# Atlas Catalog



## Richard King (Apr 12, 2013)

I promised this Atlas Sales Catalog a while ago but never got it copied.  My friend and fellow H-M contributor UglyDog, Daryl Doering copied this for me....So I can share it with you.

Enjoy.   Rich


----------



## ChuckB (Apr 13, 2013)

Thanks for sharing.


----------



## wa5cab (Apr 14, 2013)

Thanks, Richard.  I didn't have that one.

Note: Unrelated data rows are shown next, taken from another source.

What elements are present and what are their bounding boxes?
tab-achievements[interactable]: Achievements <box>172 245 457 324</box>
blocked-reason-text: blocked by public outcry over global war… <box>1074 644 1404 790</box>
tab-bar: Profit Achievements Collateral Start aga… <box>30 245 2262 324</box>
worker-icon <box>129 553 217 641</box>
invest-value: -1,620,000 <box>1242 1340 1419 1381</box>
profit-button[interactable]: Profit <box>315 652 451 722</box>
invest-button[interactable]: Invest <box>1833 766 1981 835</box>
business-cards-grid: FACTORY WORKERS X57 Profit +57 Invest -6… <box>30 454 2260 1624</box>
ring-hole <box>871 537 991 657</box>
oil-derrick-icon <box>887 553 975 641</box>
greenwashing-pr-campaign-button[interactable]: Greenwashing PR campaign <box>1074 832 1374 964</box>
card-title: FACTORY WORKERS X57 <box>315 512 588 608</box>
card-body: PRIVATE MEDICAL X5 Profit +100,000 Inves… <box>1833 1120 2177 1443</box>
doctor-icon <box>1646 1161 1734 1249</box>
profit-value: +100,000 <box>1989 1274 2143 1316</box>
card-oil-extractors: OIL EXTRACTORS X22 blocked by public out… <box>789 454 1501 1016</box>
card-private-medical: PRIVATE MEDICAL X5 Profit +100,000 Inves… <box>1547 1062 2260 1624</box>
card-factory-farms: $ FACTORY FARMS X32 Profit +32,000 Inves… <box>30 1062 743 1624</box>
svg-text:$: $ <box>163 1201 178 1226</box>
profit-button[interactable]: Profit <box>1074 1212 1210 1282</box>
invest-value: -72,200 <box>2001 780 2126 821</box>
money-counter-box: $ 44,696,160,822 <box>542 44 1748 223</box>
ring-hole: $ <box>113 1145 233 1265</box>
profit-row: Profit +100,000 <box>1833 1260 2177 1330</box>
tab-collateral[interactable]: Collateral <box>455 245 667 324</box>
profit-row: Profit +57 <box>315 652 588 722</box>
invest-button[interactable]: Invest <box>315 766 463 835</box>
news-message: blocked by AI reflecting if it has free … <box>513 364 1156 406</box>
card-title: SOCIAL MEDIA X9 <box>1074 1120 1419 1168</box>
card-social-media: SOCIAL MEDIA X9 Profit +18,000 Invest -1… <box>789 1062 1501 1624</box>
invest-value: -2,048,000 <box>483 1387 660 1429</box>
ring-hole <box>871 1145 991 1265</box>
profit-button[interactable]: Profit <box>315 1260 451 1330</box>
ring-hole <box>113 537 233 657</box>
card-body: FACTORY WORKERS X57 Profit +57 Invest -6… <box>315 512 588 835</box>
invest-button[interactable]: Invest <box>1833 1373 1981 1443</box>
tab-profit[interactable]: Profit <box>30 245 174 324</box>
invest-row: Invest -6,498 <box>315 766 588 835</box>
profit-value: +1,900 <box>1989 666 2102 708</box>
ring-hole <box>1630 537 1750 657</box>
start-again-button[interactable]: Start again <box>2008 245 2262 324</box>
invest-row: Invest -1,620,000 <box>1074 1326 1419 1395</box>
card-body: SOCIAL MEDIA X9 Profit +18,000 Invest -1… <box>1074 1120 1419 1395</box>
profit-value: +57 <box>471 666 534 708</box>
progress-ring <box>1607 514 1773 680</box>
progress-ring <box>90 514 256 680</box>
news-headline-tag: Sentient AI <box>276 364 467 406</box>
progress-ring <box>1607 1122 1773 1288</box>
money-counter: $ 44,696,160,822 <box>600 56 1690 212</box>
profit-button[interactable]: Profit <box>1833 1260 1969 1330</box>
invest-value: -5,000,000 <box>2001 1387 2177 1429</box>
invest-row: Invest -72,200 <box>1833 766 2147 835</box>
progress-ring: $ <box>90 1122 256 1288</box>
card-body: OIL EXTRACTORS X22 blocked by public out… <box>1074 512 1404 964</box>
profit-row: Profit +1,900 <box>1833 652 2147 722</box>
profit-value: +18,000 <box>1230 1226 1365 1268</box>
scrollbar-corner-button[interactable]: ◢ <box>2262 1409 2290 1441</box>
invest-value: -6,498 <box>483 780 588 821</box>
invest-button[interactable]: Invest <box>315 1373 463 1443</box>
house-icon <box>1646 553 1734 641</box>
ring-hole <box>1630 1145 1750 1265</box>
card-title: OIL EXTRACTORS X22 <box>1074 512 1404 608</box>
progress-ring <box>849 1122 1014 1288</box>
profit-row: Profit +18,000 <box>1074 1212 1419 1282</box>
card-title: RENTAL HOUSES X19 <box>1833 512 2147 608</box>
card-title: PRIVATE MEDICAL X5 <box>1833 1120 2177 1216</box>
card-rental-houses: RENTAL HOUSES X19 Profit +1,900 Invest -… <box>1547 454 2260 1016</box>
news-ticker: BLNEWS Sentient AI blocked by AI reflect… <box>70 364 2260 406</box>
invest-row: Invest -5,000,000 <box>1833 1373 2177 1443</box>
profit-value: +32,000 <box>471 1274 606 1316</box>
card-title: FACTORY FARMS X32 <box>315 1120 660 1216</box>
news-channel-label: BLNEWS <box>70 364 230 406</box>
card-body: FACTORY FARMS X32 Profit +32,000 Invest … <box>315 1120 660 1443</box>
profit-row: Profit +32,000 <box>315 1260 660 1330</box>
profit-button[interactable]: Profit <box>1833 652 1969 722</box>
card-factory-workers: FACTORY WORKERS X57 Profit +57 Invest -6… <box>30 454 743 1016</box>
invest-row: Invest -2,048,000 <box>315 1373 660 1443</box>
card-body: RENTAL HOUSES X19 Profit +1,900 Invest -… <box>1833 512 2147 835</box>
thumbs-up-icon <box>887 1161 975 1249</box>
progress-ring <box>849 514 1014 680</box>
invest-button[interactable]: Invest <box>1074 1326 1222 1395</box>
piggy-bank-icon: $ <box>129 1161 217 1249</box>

On a related subject, I recently acquired Catalog No. 15.  The rear cover is missing and unless the front cover (which is loose) was counted as pages 1 and 2 (which it might have been), it is missing pages 1 and 2, and 39 and 40.  There is no date on the pages I have.  It was probably on the inside of the back cover.  Anyone here have this catalog with back cover?


----------



## Sundossa12 (Aug 18, 2013)

Richard King said:


> I promised this Atlas Sales Catalog a while ago but never got it copied.  My friend and fellow H-M contributor UglyDog, Daryl Doering copied this for me....So I can share it with you.
> 
> Enjoy.   Rich



This is a big help, gives me a great idea of the different things that were available.


----------



## wa5cab (Aug 18, 2013)

Richard,

Thanks.

Robert D.


----------



## shoeboxpaul (Aug 18, 2013)

Richard,
Just a suggestion. My equipment is all second hand and rarely do I get a manual or sales catalog with it. I use Vintage Machinery to download the manuals/catalogs I need. Maybe you could upload it on their site making it available to more people. There site address is:  
http://vintagemachinery.org/home.aspx
I have never uploaded any information to the site so I can offer no assistance nor do I know if it is a hassle. Vintage Machinery has been invaluable for me. 
I have also made use of this next site to find manuals for my Craftsman Radial Arm Saw.
http://www.manualslib.com/
Between the two, I have been able to find what I have needed. 
Paul


----------